All animals survived the pacemaker lead implantation. One animal which underwent thoracotomy died because of irreversible ventricular fibrillation induced by rapid ventricular pacing. One animal in the VATS group exhibited intraoperative herniation of the heart through the pericardial window. All animals with left-sided VATS implantations demonstrated good individual pacing and sensing threshold values. The mean cardiac output was 1.6 times higher during AAI-mode pacing as compared to VVI-mode pacing at a heart rate of 140/min. One animal died postoperatively due to respiratory failure. No displacements of the pacemaker leads were observed in the survivors.

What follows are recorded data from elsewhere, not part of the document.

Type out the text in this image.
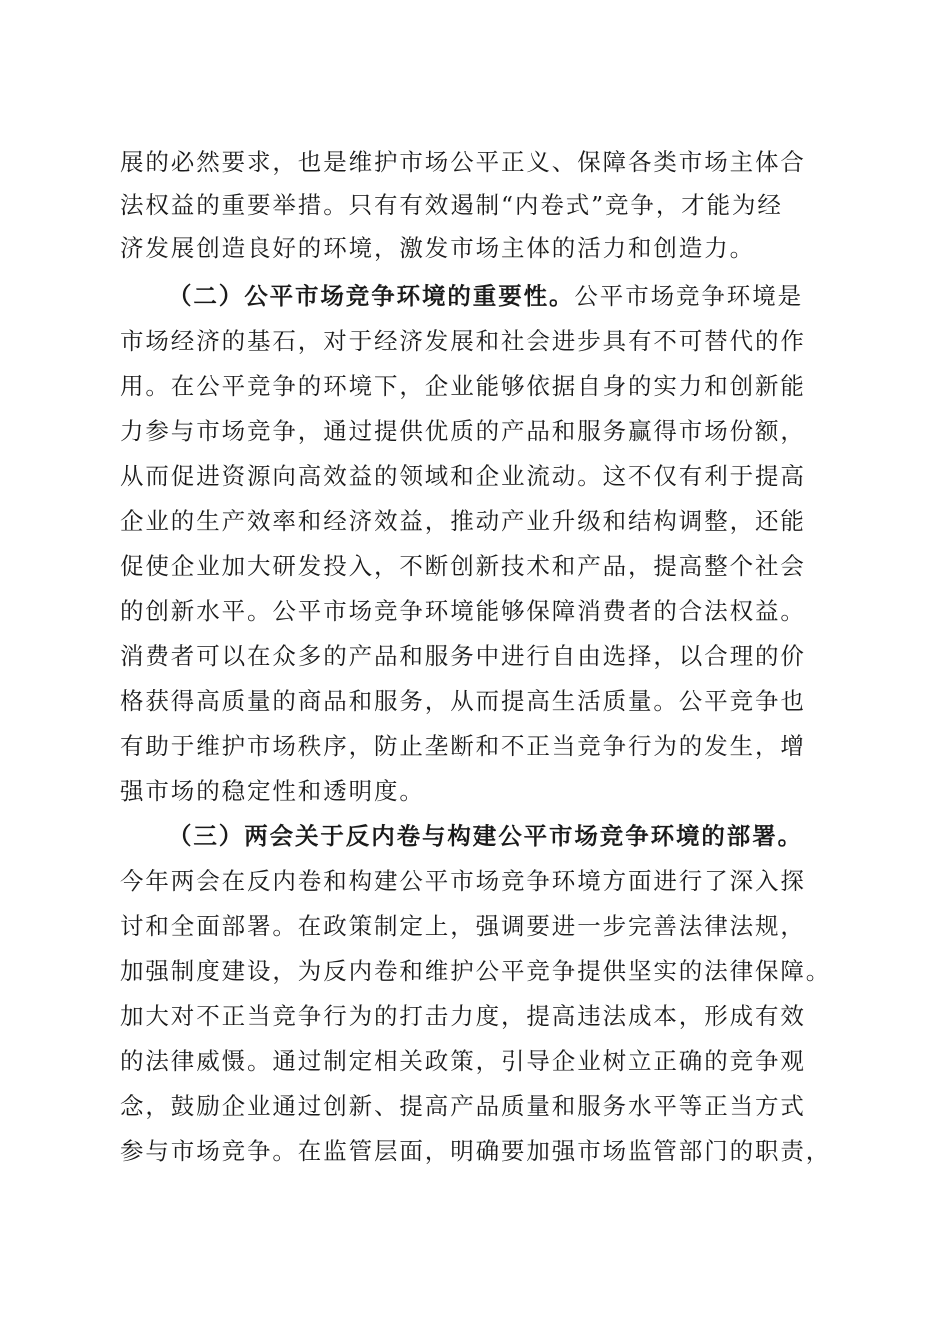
展的必然要求，也是维护市场公平正义、保障各类市场主体合
法权益的重要举措。只有有效遏制“内卷式”竞争，才能为经
济发展创造良好的环境，激发市场主体的活力和创造力。
（二）公平市场竞争环境的重要性。公平市场竞争环境是
市场经济的基石，对于经济发展和社会进步具有不可替代的作
用。在公平竞争的环境下，企业能够依据自身的实力和创新能
力参与市场竞争，通过提供优质的产品和服务赢得市场份额，
从而促进资源向高效益的领域和企业流动。这不仅有利于提高
企业的生产效率和经济效益，推动产业升级和结构调整，还能
促使企业加大研发投入，不断创新技术和产品，提高整个社会
的创新水平。公平市场竞争环境能够保障消费者的合法权益。
消费者可以在众多的产品和服务中进行自由选择，以合理的价
格获得高质量的商品和服务，从而提高生活质量。公平竞争也
有助于维护市场秩序，防止垄断和不正当竞争行为的发生，增
强市场的稳定性和透明度。
（三）两会关于反内卷与构建公平市场竞争环境的部署。
今年两会在反内卷和构建公平市场竞争环境方面进行了深入探
讨和全面部署。在政策制定上，强调要进一步完善法律法规，
加强制度建设，为反内卷和维护公平竞争提供坚实的法律保障。
加大对不正当竞争行为的打击力度，提高违法成本，形成有效
的法律威慑。通过制定相关政策，引导企业树立正确的竞争观
念，鼓励企业通过创新、提高产品质量和服务水平等正当方式
参与市场竞争。在监管层面，明确要加强市场监管部门的职责，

While VATS-guided implantation of epicardial, atrial, and ventricular leads is feasible, technical improvements of the system are mandatory for safe clinical application.
在新生儿和婴儿中,由于与生长相关的导线问题以及经静脉电极相关的血管并发症风险,心外膜刺激可能比心内膜刺激更受青睐。本研究分析了在动物模型中使用电视辅助胸腔镜手术(VATS)技术进行新型心外膜导线房室植入的可行性。
将双极类固醇洗脱心外膜导线植入7只幼年白色猪体内。在5只动物中,通过VATS技术插入并固定双极心房和心室起搏导线(n = 10),而2只动物作为对照,通过前外侧开胸进行植入。研究了导线的手术可行性、起搏和感知阈值以及起搏期间的血流动力学参数。植入后1周评估电极下方的组织学变化。
所有动物均在起搏器导线植入后存活。1只接受开胸手术的动物因快速心室起搏诱发不可逆心室颤动而死亡。VATS组中的1只动物在术中出现心脏通过心包窗口疝出。所有左侧VATS植入的动物均表现出良好的个体起搏和感知阈值。在心率为140次/分钟时,AAI模式起搏期间的平均心输出量比VVI模式起搏时高1.6倍。1只动物术后因呼吸衰竭死亡。在存活者中未观察到起搏器导线移位。
虽然VATS引导下心外膜、心房和心室导线的植入是可行的,但该系统的技术改进对于安全的临床应用是必不可少的。